The story - not only an excellent illustration of how a parent has set up the zone closest to the development of their child and helped her to learn. It also amply demonstrates: When parents behave in accordance described the law, it is easy to maintain favorable and friendly relations with children.

We have come to write Rule 2 entirely.

If a child is difficult, and he is ready to accept your help, be sure to help him. At the same time:

1. Take on only what he can not perform himself, and leave the rest to do it himself.

2. With the development of new activity, children gradually give them to him.

As you can see, now Rule 2 explains how to help a child in a difficult case. The following example illustrates the well-meaning additional items to this rule.

Two bicycle.

Many of you will ever teach a child ride a two-bike. Usually begins with the child sit in the saddle, lose balance and fall along with the donor cycle. You have to, seized one-hand steering wheel, the other a saddle, keep a bicycle upright. At this stage, almost all do yourself: You luck cycle, and the child only bungle and nervously tries to twist the pedal. But after a while you find that he began to straighten himself steering wheel, and then you gradually weakens its hand.

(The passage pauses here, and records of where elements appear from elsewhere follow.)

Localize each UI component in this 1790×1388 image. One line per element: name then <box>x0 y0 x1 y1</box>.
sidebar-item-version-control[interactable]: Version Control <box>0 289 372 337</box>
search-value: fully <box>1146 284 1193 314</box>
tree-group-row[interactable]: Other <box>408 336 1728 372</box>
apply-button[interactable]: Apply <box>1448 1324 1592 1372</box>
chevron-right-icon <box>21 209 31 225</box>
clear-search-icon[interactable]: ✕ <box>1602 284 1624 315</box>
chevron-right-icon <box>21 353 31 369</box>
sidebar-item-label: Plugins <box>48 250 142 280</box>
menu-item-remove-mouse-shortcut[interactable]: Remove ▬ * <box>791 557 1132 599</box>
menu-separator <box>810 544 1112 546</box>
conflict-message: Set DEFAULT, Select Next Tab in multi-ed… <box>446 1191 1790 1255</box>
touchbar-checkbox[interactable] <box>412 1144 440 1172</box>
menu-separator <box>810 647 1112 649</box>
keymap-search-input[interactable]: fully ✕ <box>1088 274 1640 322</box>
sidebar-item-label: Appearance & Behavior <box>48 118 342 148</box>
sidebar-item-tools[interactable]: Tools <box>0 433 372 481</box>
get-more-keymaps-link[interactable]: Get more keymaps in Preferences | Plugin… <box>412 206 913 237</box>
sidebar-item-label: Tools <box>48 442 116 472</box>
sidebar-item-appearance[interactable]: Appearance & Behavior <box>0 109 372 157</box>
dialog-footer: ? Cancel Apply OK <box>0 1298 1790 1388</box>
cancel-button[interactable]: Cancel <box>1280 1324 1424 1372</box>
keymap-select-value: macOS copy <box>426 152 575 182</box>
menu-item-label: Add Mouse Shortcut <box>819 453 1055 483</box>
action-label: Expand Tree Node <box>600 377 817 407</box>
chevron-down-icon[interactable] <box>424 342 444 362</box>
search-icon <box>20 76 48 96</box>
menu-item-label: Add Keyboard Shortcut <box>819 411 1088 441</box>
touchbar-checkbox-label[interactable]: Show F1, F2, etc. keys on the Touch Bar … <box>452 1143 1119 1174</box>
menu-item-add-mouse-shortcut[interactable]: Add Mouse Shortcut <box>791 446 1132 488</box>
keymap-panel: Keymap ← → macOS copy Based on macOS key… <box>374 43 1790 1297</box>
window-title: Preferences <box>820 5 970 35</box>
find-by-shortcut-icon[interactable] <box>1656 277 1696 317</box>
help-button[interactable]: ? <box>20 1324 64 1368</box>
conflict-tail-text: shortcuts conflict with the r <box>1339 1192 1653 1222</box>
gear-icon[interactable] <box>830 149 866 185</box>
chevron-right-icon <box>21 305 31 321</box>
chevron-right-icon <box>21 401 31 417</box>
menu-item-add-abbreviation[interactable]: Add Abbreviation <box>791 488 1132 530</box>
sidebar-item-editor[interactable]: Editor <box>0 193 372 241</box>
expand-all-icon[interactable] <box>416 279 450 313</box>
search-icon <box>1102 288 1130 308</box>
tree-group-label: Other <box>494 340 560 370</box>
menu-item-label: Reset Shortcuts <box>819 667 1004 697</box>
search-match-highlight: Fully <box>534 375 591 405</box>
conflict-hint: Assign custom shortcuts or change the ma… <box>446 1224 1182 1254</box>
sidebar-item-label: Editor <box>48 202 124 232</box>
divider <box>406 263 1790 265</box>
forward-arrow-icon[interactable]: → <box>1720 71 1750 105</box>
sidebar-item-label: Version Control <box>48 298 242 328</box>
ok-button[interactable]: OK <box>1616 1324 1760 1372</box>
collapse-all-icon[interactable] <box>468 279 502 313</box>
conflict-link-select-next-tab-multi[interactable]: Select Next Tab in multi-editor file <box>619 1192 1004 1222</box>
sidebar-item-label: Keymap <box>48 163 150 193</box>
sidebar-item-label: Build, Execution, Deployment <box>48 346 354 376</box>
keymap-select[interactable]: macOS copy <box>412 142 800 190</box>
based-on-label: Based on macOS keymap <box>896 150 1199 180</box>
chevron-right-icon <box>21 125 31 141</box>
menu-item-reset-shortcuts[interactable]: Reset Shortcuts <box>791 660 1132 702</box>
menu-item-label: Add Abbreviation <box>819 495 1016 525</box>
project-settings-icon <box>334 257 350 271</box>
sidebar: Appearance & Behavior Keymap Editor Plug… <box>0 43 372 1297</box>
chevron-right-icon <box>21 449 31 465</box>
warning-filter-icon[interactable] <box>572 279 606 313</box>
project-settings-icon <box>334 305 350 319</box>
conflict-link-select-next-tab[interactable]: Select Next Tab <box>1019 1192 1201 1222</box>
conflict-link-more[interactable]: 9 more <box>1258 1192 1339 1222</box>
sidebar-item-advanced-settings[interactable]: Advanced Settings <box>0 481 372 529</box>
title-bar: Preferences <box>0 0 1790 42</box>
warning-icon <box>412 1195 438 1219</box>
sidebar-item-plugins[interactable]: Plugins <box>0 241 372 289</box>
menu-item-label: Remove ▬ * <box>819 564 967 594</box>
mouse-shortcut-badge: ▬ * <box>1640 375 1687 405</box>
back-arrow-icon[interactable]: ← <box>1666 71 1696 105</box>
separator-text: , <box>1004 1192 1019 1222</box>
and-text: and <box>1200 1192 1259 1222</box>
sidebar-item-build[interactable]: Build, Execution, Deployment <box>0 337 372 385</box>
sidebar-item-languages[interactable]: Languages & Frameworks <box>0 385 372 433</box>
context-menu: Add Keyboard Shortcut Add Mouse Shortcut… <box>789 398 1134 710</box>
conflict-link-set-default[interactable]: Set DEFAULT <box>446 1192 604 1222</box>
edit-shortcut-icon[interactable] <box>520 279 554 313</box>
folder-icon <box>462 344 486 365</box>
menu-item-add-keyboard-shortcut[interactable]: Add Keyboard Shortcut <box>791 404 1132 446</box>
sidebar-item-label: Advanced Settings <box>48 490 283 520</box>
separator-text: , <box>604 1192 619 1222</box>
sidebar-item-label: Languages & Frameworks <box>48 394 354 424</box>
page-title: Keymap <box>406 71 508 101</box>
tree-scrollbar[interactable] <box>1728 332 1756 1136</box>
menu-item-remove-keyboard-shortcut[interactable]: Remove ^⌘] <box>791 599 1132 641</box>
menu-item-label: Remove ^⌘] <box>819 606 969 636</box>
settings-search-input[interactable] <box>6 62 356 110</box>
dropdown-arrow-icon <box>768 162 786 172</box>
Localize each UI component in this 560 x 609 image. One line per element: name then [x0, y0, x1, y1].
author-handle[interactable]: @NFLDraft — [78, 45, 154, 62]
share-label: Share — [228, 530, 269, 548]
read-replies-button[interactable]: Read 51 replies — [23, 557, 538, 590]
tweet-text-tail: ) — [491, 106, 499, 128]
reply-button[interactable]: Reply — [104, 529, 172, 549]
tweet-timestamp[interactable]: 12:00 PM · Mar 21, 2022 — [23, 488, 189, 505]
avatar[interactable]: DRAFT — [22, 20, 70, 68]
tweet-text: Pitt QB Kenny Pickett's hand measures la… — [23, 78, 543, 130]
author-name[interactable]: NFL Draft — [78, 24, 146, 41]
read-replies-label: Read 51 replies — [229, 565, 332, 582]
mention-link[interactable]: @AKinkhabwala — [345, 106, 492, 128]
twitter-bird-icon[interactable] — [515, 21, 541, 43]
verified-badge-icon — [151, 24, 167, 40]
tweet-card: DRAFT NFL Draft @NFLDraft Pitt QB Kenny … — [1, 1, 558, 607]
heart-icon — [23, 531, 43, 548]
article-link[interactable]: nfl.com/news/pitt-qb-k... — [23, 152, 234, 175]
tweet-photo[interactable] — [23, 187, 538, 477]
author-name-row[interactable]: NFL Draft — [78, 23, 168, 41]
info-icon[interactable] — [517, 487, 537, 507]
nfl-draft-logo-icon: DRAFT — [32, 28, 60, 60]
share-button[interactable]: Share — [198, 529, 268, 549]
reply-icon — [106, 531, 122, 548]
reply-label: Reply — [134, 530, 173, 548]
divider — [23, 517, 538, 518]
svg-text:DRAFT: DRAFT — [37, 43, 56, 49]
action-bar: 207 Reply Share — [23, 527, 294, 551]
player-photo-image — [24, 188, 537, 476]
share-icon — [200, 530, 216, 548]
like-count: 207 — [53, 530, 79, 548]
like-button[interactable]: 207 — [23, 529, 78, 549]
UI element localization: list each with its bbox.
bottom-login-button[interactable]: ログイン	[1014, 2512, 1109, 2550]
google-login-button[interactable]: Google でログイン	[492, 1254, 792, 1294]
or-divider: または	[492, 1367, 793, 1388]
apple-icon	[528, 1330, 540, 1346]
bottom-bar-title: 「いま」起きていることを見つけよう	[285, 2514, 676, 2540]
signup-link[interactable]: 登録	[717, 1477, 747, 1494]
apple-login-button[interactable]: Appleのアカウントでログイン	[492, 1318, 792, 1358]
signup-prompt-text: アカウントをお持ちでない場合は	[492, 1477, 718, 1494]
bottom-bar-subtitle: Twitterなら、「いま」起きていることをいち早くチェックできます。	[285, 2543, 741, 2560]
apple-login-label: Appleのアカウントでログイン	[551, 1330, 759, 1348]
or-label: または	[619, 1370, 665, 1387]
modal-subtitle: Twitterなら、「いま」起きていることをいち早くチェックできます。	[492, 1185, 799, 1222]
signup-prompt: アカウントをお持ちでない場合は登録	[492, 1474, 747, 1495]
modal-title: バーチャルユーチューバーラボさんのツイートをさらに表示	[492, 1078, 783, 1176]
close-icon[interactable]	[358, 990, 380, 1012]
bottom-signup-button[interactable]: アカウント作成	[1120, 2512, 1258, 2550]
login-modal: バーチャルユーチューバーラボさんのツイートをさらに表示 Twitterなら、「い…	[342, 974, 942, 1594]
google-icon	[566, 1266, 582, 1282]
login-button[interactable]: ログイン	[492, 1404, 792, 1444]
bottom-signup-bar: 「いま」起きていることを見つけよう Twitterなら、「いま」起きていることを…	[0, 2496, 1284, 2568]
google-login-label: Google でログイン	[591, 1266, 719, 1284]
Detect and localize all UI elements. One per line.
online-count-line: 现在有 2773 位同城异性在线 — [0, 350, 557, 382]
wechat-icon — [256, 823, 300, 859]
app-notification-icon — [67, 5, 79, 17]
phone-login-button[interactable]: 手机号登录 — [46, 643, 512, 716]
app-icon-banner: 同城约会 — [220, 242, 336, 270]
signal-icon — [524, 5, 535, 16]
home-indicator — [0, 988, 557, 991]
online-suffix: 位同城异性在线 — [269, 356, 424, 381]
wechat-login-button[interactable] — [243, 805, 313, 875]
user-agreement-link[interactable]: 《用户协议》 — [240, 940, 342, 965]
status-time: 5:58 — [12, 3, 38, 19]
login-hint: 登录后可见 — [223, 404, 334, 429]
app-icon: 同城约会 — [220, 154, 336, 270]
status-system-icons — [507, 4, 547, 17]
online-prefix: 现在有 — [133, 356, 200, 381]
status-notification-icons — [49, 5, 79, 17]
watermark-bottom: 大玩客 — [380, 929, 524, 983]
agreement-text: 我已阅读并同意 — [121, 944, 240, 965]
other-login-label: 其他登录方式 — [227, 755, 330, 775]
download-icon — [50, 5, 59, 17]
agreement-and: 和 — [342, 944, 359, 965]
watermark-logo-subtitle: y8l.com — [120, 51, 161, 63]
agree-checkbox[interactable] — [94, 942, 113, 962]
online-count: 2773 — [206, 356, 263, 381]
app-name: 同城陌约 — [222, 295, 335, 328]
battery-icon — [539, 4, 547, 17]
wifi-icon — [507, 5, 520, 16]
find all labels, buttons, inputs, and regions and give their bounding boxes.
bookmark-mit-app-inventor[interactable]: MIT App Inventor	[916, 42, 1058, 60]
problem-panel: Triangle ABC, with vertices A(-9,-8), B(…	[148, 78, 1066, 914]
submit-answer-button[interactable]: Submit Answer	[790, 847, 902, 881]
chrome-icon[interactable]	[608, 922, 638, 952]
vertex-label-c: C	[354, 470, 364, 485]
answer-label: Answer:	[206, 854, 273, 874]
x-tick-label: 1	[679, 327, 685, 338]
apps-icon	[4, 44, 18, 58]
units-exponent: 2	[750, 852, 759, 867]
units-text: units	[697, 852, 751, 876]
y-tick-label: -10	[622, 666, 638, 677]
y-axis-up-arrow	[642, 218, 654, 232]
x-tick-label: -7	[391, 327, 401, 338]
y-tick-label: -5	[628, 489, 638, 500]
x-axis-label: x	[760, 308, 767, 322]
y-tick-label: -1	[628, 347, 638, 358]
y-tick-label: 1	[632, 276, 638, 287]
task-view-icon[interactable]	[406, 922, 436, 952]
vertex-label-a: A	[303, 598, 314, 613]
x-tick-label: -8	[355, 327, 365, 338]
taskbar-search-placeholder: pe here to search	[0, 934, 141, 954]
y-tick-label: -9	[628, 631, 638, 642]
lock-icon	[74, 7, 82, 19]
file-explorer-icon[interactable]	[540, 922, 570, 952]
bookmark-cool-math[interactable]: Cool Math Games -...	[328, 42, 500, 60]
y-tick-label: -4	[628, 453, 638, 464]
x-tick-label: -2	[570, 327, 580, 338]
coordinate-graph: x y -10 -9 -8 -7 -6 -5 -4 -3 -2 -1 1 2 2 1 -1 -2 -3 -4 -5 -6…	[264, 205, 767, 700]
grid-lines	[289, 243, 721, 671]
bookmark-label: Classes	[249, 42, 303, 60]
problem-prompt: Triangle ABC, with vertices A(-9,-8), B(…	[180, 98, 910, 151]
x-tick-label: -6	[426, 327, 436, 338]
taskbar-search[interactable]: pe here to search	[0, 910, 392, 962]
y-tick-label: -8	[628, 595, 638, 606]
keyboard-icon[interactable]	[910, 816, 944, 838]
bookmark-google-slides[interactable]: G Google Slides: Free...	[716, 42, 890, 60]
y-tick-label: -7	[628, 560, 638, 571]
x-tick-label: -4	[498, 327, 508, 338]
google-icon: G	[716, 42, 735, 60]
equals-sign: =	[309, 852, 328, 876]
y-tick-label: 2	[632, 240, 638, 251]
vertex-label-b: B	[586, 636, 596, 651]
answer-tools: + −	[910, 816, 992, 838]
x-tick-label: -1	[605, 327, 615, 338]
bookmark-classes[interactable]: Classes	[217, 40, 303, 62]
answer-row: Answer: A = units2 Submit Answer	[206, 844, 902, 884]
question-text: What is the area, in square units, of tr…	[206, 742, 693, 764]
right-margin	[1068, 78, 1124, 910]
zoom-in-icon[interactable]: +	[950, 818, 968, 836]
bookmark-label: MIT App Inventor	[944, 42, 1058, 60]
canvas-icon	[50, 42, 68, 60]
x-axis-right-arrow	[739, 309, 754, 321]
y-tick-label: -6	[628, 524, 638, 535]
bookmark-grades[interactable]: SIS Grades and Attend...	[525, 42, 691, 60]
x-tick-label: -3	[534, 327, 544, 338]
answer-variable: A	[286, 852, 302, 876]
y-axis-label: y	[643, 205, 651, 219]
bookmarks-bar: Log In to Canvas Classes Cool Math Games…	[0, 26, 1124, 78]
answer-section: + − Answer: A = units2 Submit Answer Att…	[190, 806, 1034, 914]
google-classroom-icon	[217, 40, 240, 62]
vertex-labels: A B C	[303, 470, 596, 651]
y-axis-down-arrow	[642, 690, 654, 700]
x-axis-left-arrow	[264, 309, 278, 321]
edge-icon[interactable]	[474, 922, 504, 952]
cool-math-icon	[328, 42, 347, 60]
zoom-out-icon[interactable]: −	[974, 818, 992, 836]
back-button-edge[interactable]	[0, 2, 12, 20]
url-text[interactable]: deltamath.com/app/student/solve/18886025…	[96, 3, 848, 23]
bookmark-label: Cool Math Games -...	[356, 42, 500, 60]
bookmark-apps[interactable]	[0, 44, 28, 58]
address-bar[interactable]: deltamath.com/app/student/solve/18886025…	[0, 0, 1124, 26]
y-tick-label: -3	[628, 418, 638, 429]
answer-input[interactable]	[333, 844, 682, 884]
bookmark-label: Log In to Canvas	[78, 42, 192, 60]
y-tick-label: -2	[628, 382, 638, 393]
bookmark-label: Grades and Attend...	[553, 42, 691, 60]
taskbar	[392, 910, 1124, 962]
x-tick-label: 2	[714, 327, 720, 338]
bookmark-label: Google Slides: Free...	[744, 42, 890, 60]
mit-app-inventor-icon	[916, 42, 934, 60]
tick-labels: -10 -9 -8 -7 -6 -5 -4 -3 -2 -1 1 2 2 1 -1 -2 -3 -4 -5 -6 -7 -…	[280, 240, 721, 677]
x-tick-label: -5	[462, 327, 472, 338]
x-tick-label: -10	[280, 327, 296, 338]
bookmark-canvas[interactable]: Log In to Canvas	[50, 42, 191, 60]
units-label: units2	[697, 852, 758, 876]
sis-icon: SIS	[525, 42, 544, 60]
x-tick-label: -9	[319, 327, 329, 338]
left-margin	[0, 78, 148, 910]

Even after some time it turns out that you can leave the steering wheel and run back, only supporting the saddle. Finally, you feel that you can temporarily release the saddle, allowing the child to travel alone a few meters, although willing to catch it again at any moment. And now the moment when he confidently goes by yourself! If you look for any new case that children learn with your help, a lot will look like. Children usually active, and they are constantly striving to assume that you are doing.

If playing with her son in the electric railway, the father of first track and connects to the network transformer, then after a while the boy is seeking to make all this and, yes even track how someone his interesting way.

If the mother before digging daughter a piece of dough and gave her to make her, «child», pie, but now the girl herself wants to knead dough and dress.

The desire to conquer all of the new Child «territory» cases, it is very important and should be protected as the apple of one’s eye.